Bei ihr liegt der Fall anders, denn bei 1.400 Euro reicht es so oder so nur für den Mindestunterhalt, und der beträgt bei einem sechzehnjährigen Kind 334 Euro, zahlbar von ihr an ihn; ihr Selbstbehalt dürfte gewahrt sein, allerdings nur gerade eben so. Wenn man's gegeneinander verrechnet, dann blieben da 43 Euro, zahlbar von ihr an ihn, was daran liegt, dass die Düsseldorfer Tabelle für ältere Kinder einen höheren Unterhalt vorsieht. Die gute Nachricht für sie lautet: In zwei Jahren drehen sich die Verhältnisse total um. Das jüngere Kind ist dann zwölf, damit erhöht sich der Unterhalt, den er an sie zu zahlen hat; außerdem wird das ältere Kind dann volljährig und das bedeutet, falls das Kind dann noch unterhaltsbedürftig ist, dass beide Elternteile unterhaltspflichtig sind, unabhängig vom Hauptwohnsitz des Kindes; und da sie nur knapp über dem angemessenen Selbstbehalt von 1.200 Euro liegt, er aber anscheinend deutlich darüber, wird bei der Quotelung des Unterhalts für das dann volljährige Kind der Löwenanteil der Unterhaltszahlungen an ihm hängenbleiben.
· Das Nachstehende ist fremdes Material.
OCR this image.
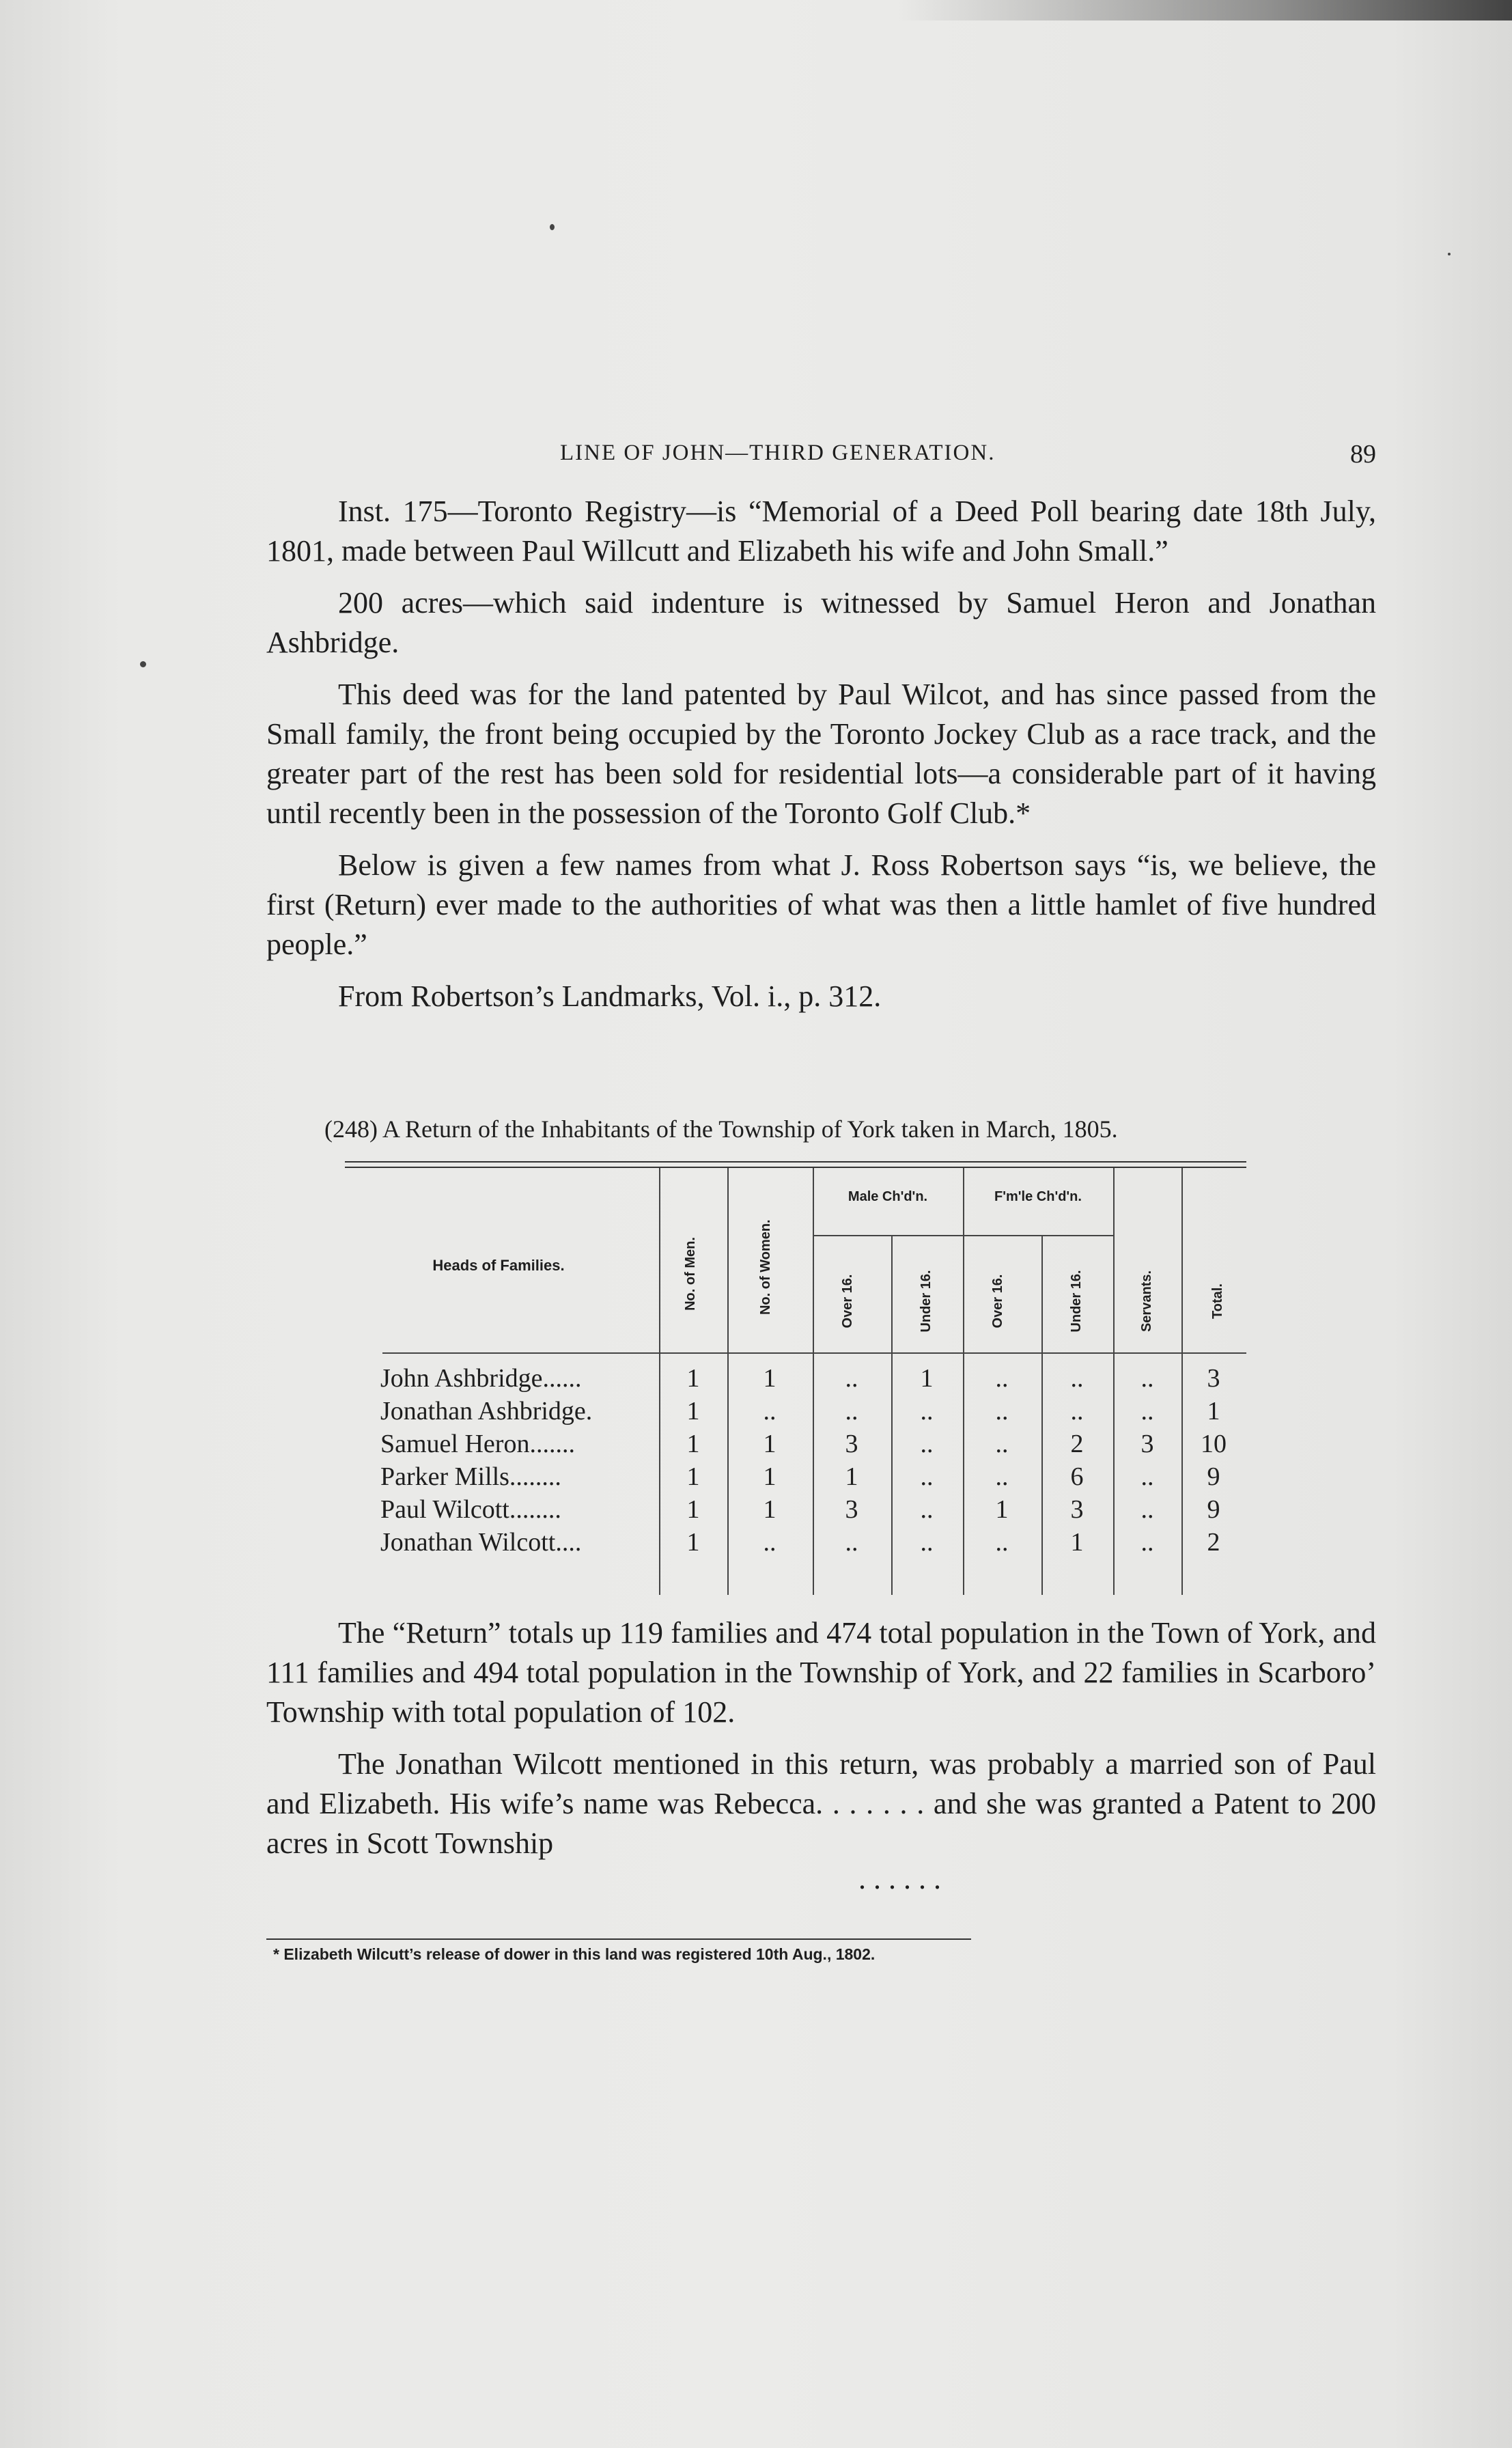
LINE OF JOHN—THIRD GENERATION.	89

Inst. 175—Toronto Registry—is “Memorial of a Deed Poll bearing date 18th July, 1801, made between Paul Willcutt and Elizabeth his wife and John Small.”

200 acres—which said indenture is witnessed by Samuel Heron and Jonathan Ashbridge.

This deed was for the land patented by Paul Wilcot, and has since passed from the Small family, the front being occupied by the Toronto Jockey Club as a race track, and the greater part of the rest has been sold for residential lots—a considerable part of it having until recently been in the possession of the Toronto Golf Club.*

Below is given a few names from what J. Ross Robertson says “is, we believe, the first (Return) ever made to the authorities of what was then a little hamlet of five hundred people.”

From Robertson’s Landmarks, Vol. i., p. 312.

(248) A Return of the Inhabitants of the Township of York taken in March, 1805.
Heads of Families.
Male Ch'd'n.	F'm'le Ch'd'n.
No. of Men.	No. of Women.	Over 16.	Under 16.	Over 16.	Under 16.	Servants.	Total.
John Ashbridge......	1	1	..	1	..	..	..	3
Jonathan Ashbridge.	1	..	..	..	..	..	..	1
Samuel Heron.......	1	1	3	..	..	2	3	10
Parker Mills........	1	1	1	..	..	6	..	9
Paul Wilcott........	1	1	3	..	1	3	..	9
Jonathan Wilcott....	1	..	..	..	..	1	..	2

The “Return” totals up 119 families and 474 total population in the Town of York, and 111 families and 494 total population in the Township of York, and 22 families in Scarboro’ Township with total population of 102.

The Jonathan Wilcott mentioned in this return, was probably a married son of Paul and Elizabeth. His wife’s name was Rebecca. . . . . . . and she was granted a Patent to 200 acres in Scott Township

. . . . . .

* Elizabeth Wilcutt’s release of dower in this land was registered 10th Aug., 1802.
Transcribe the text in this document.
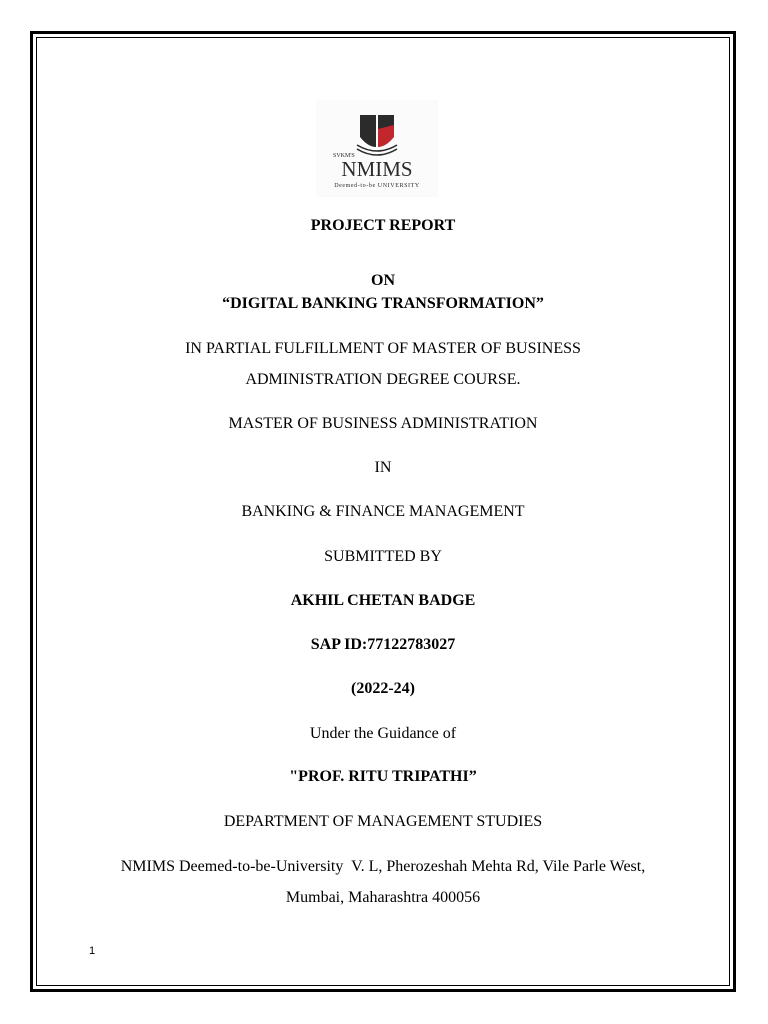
SVKM'S
NMIMS
Deemed-to-be UNIVERSITY
PROJECT REPORT
ON
“DIGITAL BANKING TRANSFORMATION”
IN PARTIAL FULFILLMENT OF MASTER OF BUSINESS
ADMINISTRATION DEGREE COURSE.
MASTER OF BUSINESS ADMINISTRATION
IN
BANKING & FINANCE MANAGEMENT
SUBMITTED BY
AKHIL CHETAN BADGE
SAP ID:77122783027
(2022-24)
Under the Guidance of
"PROF. RITU TRIPATHI”
DEPARTMENT OF MANAGEMENT STUDIES
NMIMS Deemed-to-be-University  V. L, Pherozeshah Mehta Rd, Vile Parle West,
Mumbai, Maharashtra 400056
1
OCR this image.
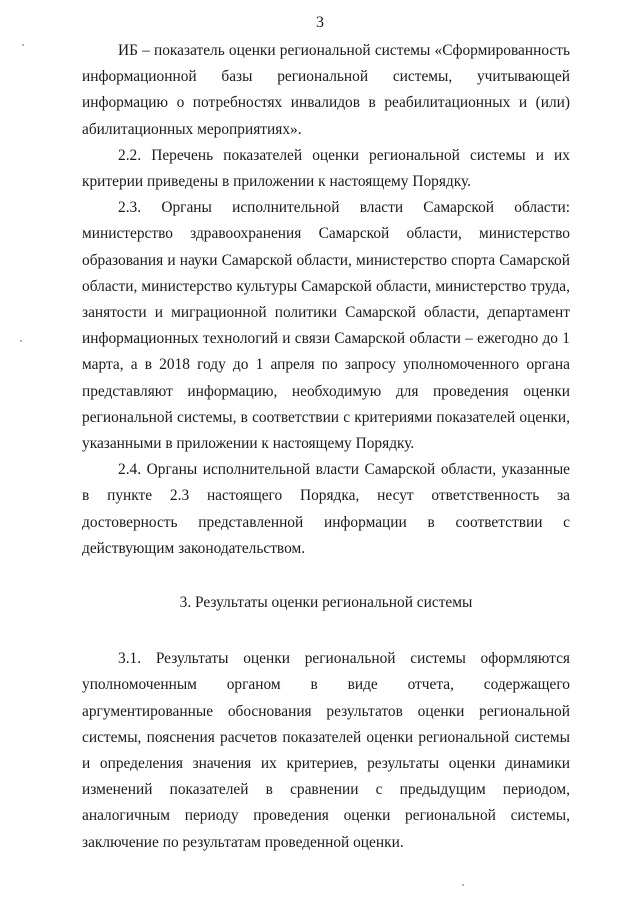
3

ИБ – показатель оценки региональной системы «Сформированность информационной базы региональной системы, учитывающей информацию о потребностях инвалидов в реабилитационных и (или) абилитационных мероприятиях».

2.2. Перечень показателей оценки региональной системы и их критерии приведены в приложении к настоящему Порядку.

2.3. Органы исполнительной власти Самарской области: министерство здравоохранения Самарской области, министерство образования и науки Самарской области, министерство спорта Самарской области, министерство культуры Самарской области, министерство труда, занятости и миграционной политики Самарской области, департамент информационных технологий и связи Самарской области – ежегодно до 1 марта, а в 2018 году до 1 апреля по запросу уполномоченного органа представляют информацию, необходимую для проведения оценки региональной системы, в соответствии с критериями показателей оценки, указанными в приложении к настоящему Порядку.

2.4. Органы исполнительной власти Самарской области, указанные в пункте 2.3 настоящего Порядка, несут ответственность за достоверность представленной информации в соответствии с действующим законодательством.

3. Результаты оценки региональной системы

3.1. Результаты оценки региональной системы оформляются уполномоченным органом в виде отчета, содержащего аргументированные обоснования результатов оценки региональной системы, пояснения расчетов показателей оценки региональной системы и определения значения их критериев, результаты оценки динамики изменений показателей в сравнении с предыдущим периодом, аналогичным периоду проведения оценки региональной системы, заключение по результатам проведенной оценки.
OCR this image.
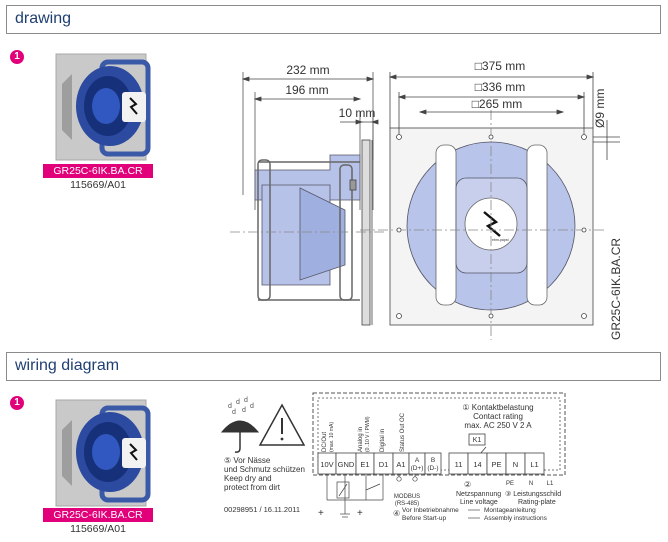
drawing
1
GR25C-6IK.BA.CR
115669/A01
232 mm
196 mm
10 mm
ebm-papst
□375 mm
□336 mm
□265 mm	Ø9 mm
GR25C-6IK.BA.CR
wiring diagram
1
GR25C-6IK.BA.CR
115669/A01
d
d d
d d
d
⑤ Vor Nässe
und Schmutz schützen
Keep dry and
protect from dirt
00298951 / 16.11.2011
DC/Out (max. 10 mA)	Analog in (0..10 V / PWM) Digital in Status Out OC
① Kontaktbelastung
Contact rating
max. AC 250 V 2 A
K1
10V GND E1 D1 A1 A
(D+)
B
(D-) 11 14 PE N L1
MODBUS
(RS-485)
PE N L1
②
Netzspannung
Line voltage
③ Leistungsschild
Rating-plate
④ Vor Inbetriebnahme
Before Start-up
Montageanleitung
Assembly instructions
+	+
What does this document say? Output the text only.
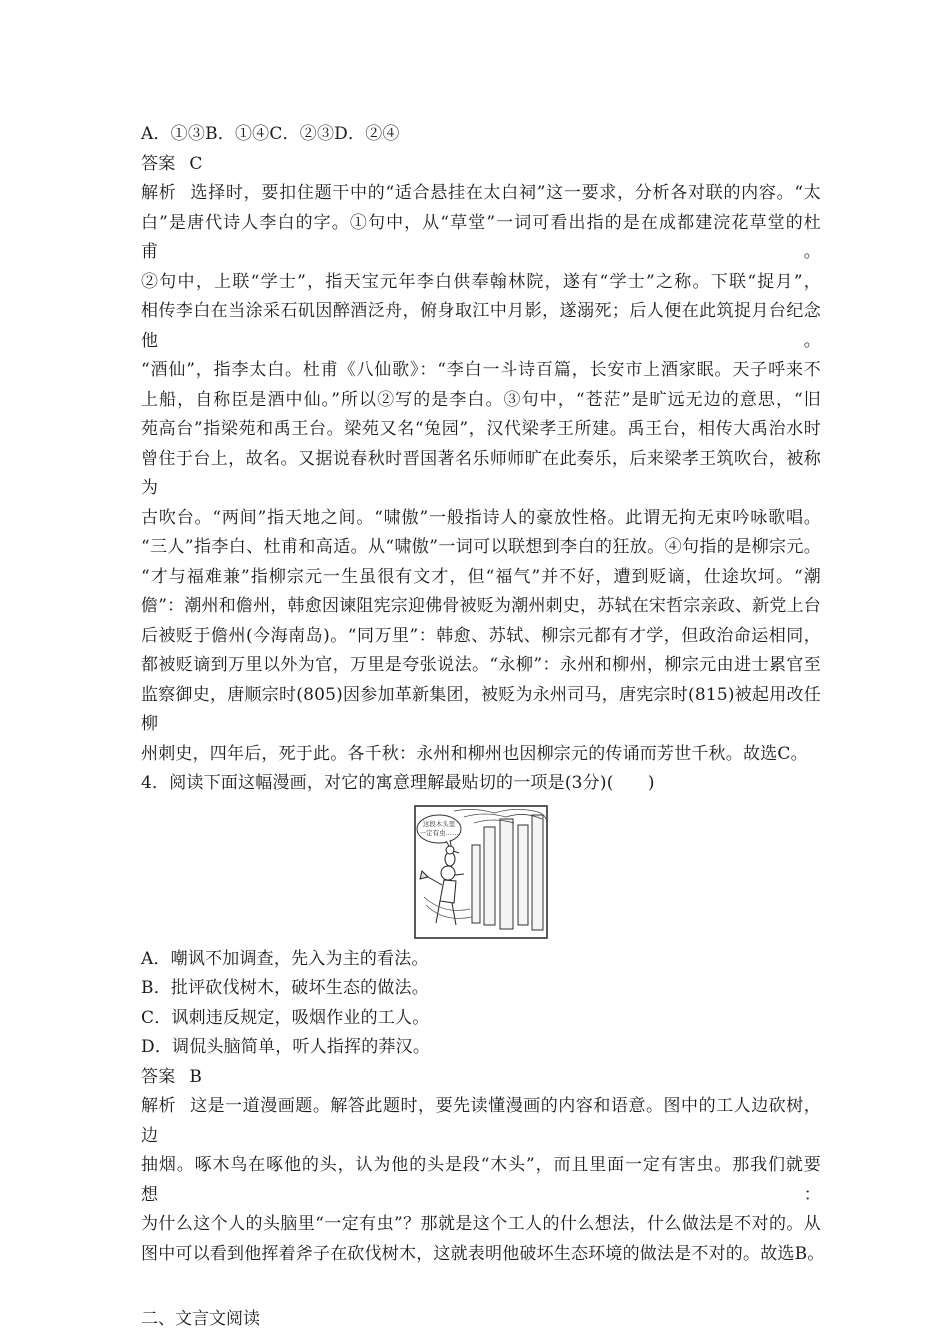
A．①③B．①④C．②③D．②④
答案 C
解析 选择时，要扣住题干中的“适合悬挂在太白祠”这一要求，分析各对联的内容。“太
白”是唐代诗人李白的字。①句中，从“草堂”一词可看出指的是在成都建浣花草堂的杜甫。
②句中，上联“学士”，指天宝元年李白供奉翰林院，遂有“学士”之称。下联“捉月”，
相传李白在当涂采石矶因醉酒泛舟，俯身取江中月影，遂溺死；后人便在此筑捉月台纪念他。
“酒仙”，指李太白。杜甫《八仙歌》：“李白一斗诗百篇，长安市上酒家眠。天子呼来不
上船，自称臣是酒中仙。”所以②写的是李白。③句中，“苍茫”是旷远无边的意思，“旧
苑高台”指梁苑和禹王台。梁苑又名“兔园”，汉代梁孝王所建。禹王台，相传大禹治水时
曾住于台上，故名。又据说春秋时晋国著名乐师师旷在此奏乐，后来梁孝王筑吹台，被称为
古吹台。“两间”指天地之间。“啸傲”一般指诗人的豪放性格。此谓无拘无束吟咏歌唱。
“三人”指李白、杜甫和高适。从“啸傲”一词可以联想到李白的狂放。④句指的是柳宗元。
“才与福难兼”指柳宗元一生虽很有文才，但“福气”并不好，遭到贬谪，仕途坎坷。“潮
儋”：潮州和儋州，韩愈因谏阻宪宗迎佛骨被贬为潮州刺史，苏轼在宋哲宗亲政、新党上台
后被贬于儋州(今海南岛)。“同万里”：韩愈、苏轼、柳宗元都有才学，但政治命运相同，
都被贬谪到万里以外为官，万里是夸张说法。“永柳”：永州和柳州，柳宗元由进士累官至
监察御史，唐顺宗时(805)因参加革新集团，被贬为永州司马，唐宪宗时(815)被起用改任柳
州刺史，四年后，死于此。各千秋：永州和柳州也因柳宗元的传诵而芳世千秋。故选C。
4．阅读下面这幅漫画，对它的寓意理解最贴切的一项是(3分)(　　)
这段木头里
一定有虫……
A．嘲讽不加调查，先入为主的看法。
B．批评砍伐树木，破坏生态的做法。
C．讽刺违反规定，吸烟作业的工人。
D．调侃头脑简单，听人指挥的莽汉。
答案 B
解析 这是一道漫画题。解答此题时，要先读懂漫画的内容和语意。图中的工人边砍树，边
抽烟。啄木鸟在啄他的头，认为他的头是段“木头”，而且里面一定有害虫。那我们就要想：
为什么这个人的头脑里“一定有虫”？那就是这个工人的什么想法，什么做法是不对的。从
图中可以看到他挥着斧子在砍伐树木，这就表明他破坏生态环境的做法是不对的。故选B。
二、文言文阅读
Falls er also meint, jetzt wegen dieser 43 Euro ein Fass aufzumachen, dann hilft (hoffentlich) der Wink mit dem breiten Zaunpfahl: nämlich, wenn er meint, er müsse derzeit unbedingt diese 43 Euro einfordern, dass er dann aber in zwei Jahren ebenfalls auf keinerlei Entgegenkommen rechnen dürfe.

Viele liebe Grüße,

Malachit.


Wenn ein Staat die Leistungsgerechtigkeit zugunsten der Verteilungsgerechtigkeit aufgibt, dann kommt man bald an den Punkt, wo es mangels Leistung nichts mehr zu verteilen gibt.

AntwortZitat
Geschrieben : 05.12.2013 01:16
(@malachit)
(Fast) Eigentumsrecht Moderator

Korrektur:

da sie nur knapp über dem angemessenen Selbstbehalt von 1.200 Euro liegt, er aber anscheinend deutlich darüber, wird bei der Quotelung des Unterhalts für das dann volljährige Kind der Löwenanteil der Unterhaltszahlungen an ihm hängenbleiben.

Hab' dabei übersehen, dass er natürlich zum Zwecke der Quotelung vorweg den Unterhalt für das jüngere Kind abziehen kann. Damit dürften beide dann in etwa gleich nahe am angemessenen Selbstbehalt sein, d.h. es wird hier wohl eher auf ungefähr Halbe-Halbe hinauslaufen. Ändert aber nichts daran, dass sich in zwei Jahren der Zahlungsfluss umkehrt.

Viele liebe Grüße,

Malachit.


Wenn ein Staat die Leistungsgerechtigkeit zugunsten der Verteilungsgerechtigkeit aufgibt, dann kommt man bald an den Punkt, wo es mangels Leistung nichts mehr zu verteilen gibt.

AntwortZitat
Geschrieben : 05.12.2013 08:42
(@engel211)
Zeigt sich öfters Registriert

Hallo Machalit!

Danke für Dein durchrechnen!! Ich habe es ihr heute so gesagt.

Sie wird dem KV das Angebot wegen dem Aufrechnen nochmals machen und ihm aber auch gleichzeitig die einzelnen Zahlbeträge
nennen.

Wenn er das Aufrechnen nicht möchte, zahlt sie eben, es wäre dann auch ok für sie, kommt ja schließlich ihrem Kind zu Gute.

Vielen lieben Dank an euch Alle für Eure Mühe!!